El poder punitivo “es como la serpiente, solo muerde a los descalzos”. (Eduardo Galeano)

Si bien todo problema social no tiene una causa única, existen causas que tienen mayor repercusión que otras. Esto ocurre con el problema de la criminalidad. Las investigaciones sugieren que la desigualdad social es una de las causas más importantes del aumento de la criminalidad en un determinado país. Sin embargo, en nuestro país, como en otros, en materia de lucha contra la criminalidad, se hace cualquier cosa, menos lo que sugieren las investigaciones sociales.

En efecto, desde hace años los investigadores sociales nos vienen diciendo que lo que parece ser cierto tanto para los países ricos como para los pobres es que cuanto mayor es la distancia entre la minoría acomodada y la masa empobrecida, más se agravan los problemas sociales. Esto es, que no importa lo rico o pobre que sea un país, sino lo desigual que sea[1]. Las consecuencias de la desigualdad social son conocidas: “altos índices de criminalidad, problemas sanitarios, menores niveles de educación, de cohesión social y de esperanza de vida”[2].

La experiencia histórica muestra, por un lado, que los países logran reducir los problemas delictivos en la medida en que maximizan la inversión en educación de calidad, salud, mejora de la alimentación, recreación, en lugar de volverse en el privilegio solo de los más ricos[3]. Y, que “la justicia criminal y los sistemas penales están funcionado sobre la base de un gran error, que consiste básicamente en creer que el castigo sirve para prevenir la delincuencia, cuando es el estímulo más poderoso que se conoce hasta el momento”[4].

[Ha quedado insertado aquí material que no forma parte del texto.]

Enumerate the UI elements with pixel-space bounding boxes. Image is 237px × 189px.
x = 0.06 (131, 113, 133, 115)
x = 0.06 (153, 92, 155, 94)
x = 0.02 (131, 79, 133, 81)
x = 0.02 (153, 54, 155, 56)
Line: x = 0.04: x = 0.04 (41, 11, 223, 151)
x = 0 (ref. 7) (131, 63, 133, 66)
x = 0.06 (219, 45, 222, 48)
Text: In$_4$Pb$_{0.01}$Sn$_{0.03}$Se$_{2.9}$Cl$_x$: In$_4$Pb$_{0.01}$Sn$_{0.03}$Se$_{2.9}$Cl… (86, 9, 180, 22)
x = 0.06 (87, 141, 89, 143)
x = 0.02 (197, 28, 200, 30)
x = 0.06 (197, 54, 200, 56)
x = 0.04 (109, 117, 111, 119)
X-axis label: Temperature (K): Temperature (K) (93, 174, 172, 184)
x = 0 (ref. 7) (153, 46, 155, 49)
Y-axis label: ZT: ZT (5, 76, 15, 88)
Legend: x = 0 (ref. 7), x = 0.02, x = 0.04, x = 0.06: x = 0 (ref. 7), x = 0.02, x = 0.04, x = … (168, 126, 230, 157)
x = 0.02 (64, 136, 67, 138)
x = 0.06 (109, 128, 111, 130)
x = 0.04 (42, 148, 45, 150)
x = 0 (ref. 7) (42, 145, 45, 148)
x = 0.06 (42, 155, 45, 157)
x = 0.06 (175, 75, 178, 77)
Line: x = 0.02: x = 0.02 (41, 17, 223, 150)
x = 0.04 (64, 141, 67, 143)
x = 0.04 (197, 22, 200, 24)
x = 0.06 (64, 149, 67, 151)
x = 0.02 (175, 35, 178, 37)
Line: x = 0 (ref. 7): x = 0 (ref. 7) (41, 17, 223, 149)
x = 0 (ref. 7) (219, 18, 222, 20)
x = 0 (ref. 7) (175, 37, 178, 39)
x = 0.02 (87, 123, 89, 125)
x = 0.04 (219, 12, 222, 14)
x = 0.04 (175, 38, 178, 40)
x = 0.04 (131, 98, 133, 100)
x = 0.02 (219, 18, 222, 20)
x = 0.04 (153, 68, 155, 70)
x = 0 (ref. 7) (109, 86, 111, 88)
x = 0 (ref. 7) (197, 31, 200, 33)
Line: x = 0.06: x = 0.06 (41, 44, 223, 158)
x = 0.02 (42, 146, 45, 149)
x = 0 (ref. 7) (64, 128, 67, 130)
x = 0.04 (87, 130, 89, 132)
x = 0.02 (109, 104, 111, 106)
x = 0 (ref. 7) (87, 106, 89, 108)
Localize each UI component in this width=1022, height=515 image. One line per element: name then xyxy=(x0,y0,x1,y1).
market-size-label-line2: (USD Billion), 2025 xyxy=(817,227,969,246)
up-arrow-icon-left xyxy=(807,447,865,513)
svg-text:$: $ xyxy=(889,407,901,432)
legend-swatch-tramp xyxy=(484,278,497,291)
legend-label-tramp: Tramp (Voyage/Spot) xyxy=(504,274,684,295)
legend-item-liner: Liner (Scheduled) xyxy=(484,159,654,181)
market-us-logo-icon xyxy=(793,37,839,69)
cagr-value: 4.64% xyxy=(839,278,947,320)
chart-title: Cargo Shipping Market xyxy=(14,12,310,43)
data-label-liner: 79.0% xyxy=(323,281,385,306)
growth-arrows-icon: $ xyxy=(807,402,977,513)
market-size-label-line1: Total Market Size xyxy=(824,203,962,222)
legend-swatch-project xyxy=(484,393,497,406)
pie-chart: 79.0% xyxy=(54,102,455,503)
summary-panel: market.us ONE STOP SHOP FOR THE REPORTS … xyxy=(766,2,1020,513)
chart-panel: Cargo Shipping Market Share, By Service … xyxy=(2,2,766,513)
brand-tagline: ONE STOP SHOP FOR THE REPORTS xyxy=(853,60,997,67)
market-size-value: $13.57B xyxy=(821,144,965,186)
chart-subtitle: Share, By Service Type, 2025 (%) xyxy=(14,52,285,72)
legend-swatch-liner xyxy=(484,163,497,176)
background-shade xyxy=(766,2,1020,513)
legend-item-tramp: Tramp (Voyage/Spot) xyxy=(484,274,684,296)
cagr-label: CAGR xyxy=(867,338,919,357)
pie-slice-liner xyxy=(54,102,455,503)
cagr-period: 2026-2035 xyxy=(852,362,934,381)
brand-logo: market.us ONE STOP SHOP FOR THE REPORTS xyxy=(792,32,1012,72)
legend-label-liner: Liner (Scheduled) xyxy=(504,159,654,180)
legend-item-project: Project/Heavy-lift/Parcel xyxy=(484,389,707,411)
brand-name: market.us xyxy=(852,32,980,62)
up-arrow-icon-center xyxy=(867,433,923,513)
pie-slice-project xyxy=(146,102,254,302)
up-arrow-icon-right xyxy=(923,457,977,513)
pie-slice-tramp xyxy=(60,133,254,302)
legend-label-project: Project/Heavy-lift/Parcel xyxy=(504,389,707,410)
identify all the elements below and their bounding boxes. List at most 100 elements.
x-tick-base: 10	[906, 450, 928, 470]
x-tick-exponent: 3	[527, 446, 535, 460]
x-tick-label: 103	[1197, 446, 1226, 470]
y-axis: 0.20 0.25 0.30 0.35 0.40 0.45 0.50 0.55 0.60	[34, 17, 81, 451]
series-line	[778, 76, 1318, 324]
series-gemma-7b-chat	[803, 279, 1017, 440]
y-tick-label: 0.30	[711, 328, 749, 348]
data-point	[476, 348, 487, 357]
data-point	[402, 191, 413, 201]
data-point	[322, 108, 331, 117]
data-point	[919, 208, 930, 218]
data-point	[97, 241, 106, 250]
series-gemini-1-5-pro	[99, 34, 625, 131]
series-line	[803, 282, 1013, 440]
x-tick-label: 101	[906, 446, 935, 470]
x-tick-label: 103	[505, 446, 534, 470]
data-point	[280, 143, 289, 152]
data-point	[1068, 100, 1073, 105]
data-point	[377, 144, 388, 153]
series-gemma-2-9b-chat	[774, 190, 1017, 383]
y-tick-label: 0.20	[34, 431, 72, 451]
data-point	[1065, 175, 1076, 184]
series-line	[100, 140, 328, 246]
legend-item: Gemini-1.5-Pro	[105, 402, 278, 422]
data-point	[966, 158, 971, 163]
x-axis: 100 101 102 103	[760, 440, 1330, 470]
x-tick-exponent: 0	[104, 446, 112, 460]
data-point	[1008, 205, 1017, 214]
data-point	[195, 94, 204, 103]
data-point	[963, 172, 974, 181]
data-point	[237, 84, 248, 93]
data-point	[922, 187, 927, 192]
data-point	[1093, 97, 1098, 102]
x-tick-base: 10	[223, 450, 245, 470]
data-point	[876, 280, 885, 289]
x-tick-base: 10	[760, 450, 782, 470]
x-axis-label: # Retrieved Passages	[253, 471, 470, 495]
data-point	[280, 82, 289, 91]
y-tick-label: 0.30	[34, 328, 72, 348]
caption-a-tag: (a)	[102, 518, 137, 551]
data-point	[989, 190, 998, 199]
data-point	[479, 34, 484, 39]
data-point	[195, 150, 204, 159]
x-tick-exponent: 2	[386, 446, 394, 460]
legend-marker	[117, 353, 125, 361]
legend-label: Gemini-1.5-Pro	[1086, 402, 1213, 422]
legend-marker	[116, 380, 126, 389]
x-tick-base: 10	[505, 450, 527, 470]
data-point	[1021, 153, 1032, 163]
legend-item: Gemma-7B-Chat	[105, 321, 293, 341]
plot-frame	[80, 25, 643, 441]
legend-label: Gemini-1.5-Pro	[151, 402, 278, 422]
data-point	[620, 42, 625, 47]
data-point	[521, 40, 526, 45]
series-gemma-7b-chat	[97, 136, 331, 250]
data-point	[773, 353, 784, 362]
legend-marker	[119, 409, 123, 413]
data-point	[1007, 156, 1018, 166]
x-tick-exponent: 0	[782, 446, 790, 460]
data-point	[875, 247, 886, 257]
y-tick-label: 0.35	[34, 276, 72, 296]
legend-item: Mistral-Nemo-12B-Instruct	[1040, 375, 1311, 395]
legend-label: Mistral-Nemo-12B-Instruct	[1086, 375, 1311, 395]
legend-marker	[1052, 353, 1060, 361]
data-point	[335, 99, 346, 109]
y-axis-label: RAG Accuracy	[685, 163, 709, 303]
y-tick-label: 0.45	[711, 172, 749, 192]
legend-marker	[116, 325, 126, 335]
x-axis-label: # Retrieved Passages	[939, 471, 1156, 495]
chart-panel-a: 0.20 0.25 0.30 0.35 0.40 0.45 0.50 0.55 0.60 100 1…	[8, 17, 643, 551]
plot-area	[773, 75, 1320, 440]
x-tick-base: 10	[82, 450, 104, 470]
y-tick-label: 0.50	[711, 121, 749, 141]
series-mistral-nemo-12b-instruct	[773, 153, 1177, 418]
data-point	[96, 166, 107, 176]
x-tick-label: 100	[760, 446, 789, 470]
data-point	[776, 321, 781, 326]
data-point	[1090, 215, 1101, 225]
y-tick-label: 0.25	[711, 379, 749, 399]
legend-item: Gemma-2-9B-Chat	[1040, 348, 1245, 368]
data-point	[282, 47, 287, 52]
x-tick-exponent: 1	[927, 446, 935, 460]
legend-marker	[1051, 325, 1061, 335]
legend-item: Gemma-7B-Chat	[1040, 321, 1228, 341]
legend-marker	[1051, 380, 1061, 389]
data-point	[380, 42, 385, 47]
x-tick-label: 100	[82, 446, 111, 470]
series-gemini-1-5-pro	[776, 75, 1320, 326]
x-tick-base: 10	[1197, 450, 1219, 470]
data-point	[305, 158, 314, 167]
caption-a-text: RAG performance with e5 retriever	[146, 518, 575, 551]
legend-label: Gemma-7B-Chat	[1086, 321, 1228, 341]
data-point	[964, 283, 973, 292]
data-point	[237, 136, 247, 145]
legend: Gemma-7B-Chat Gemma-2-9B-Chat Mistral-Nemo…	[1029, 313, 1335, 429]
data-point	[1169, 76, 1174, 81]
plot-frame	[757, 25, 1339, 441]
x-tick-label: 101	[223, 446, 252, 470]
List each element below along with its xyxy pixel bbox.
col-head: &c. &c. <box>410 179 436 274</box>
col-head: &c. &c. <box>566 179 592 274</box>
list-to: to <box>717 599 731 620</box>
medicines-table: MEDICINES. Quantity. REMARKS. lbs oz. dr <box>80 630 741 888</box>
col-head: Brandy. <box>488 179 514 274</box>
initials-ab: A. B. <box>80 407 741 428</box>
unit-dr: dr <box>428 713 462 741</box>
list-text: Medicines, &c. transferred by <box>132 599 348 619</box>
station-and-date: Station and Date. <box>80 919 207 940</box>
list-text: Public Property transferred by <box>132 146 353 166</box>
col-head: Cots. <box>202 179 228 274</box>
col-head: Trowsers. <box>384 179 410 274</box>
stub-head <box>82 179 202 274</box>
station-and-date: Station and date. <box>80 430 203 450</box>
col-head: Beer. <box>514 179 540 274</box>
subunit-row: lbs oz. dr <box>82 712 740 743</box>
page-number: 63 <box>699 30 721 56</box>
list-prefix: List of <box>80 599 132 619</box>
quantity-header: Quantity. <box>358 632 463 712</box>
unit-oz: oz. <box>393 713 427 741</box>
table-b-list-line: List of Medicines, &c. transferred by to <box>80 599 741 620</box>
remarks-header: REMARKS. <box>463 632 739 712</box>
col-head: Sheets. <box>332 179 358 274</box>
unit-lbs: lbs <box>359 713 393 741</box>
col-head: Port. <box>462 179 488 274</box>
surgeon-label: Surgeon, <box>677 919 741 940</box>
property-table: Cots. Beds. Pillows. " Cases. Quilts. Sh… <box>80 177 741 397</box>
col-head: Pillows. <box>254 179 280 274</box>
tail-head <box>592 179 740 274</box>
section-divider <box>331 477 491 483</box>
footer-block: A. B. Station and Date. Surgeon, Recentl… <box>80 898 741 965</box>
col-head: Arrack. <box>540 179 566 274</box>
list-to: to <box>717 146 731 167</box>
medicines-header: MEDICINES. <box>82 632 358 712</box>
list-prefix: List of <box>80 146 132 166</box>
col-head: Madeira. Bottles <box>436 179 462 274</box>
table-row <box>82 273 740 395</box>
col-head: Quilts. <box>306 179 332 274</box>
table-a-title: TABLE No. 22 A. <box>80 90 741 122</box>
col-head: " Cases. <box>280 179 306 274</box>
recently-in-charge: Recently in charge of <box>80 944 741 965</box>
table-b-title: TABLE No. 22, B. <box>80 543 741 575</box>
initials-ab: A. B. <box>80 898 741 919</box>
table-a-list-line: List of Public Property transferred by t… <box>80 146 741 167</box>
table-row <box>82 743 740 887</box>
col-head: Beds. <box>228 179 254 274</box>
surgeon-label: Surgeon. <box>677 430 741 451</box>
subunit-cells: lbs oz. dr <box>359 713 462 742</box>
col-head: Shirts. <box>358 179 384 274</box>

Por otro lado,  la realidad nos muestra que en nuestro país, como en otros, se hace exactamente todo lo contrario de lo que se necesita hacer en materia de lucha contra la criminalidad. Si la mejor manera de prevenir los delitos es una política social dirigida a garantizar los derechos vitales de todos[5], contrariamente, como podrá advertir cualquier conciudadano, lo que hacen los legisladores es como para mandarles a volar, por no decir otra cosa: aumento de la represión policial, endurecimiento de las penas, creación de nuevos tipos penales, construcción de más cárceles, etc.

Con todo esto, lo que se garantiza es el derecho (vital para los sádicos) a una celda en cualquier penal del país, por ser pobre. Porque, como dice Zaffaroni con algo de ironía: mientras más cerca se está del poder económico, más lejos se está del poder punitivo. Por ello, no es casual que en nuestras cárceles no estén generalmente los delincuentes más peligrosos, sino los más pobres.

Finalmente, las investigaciones sugieren que la desigualdad social es la principal causa de la criminalidad. Que a mayor desigualdad mayor índice de criminalidad y viceversa. Y que por esta razón, antes de recurrir al desmadre punitivo, nuestros legisladores, jueces y fiscales deben tomar en cuenta que este es, en el mejor de los casos, inútil, y en el peor, un aliciente de la conducta criminal.

De manera que la acción sensata (cosa difícil de pedir a nuestros legisladores) contra la criminalidad sería empezar por cerrar la brecha entre la minoría enriquecida y la mayoría empobrecida; o dicho de manera seria, entre la minoría que disfruta de la mejor educación, mejor salud, mejor vivienda, mejor transporte, e incluso mejor justicia, gracias a la desgracia de la mayoría.


[1] Judt, Tony (2010). Algo va mal. Barcelona: Taurus, p. 25.
[2] Stiglitz, Joseph (2012).  El precio de la desigualdad. Barcelona: Taurus, 24.
[3] Piketty, Thomas (2014). El capital en el siglo XXI. México. Fondo de Cultura Económica, p. 88.
[4] Wilkinson, R. y Pickett, K. (2009). Desigualdad. Un análisis de la (in) felicidad colectiva. Madrid: Turner, p. 51.
[5] Ferrajoli, Luigi (2011). Principia iuris. Teoría del derecho y de la democracia. 2. Teoría de la democracia. Madrid: Trotta, p. 69.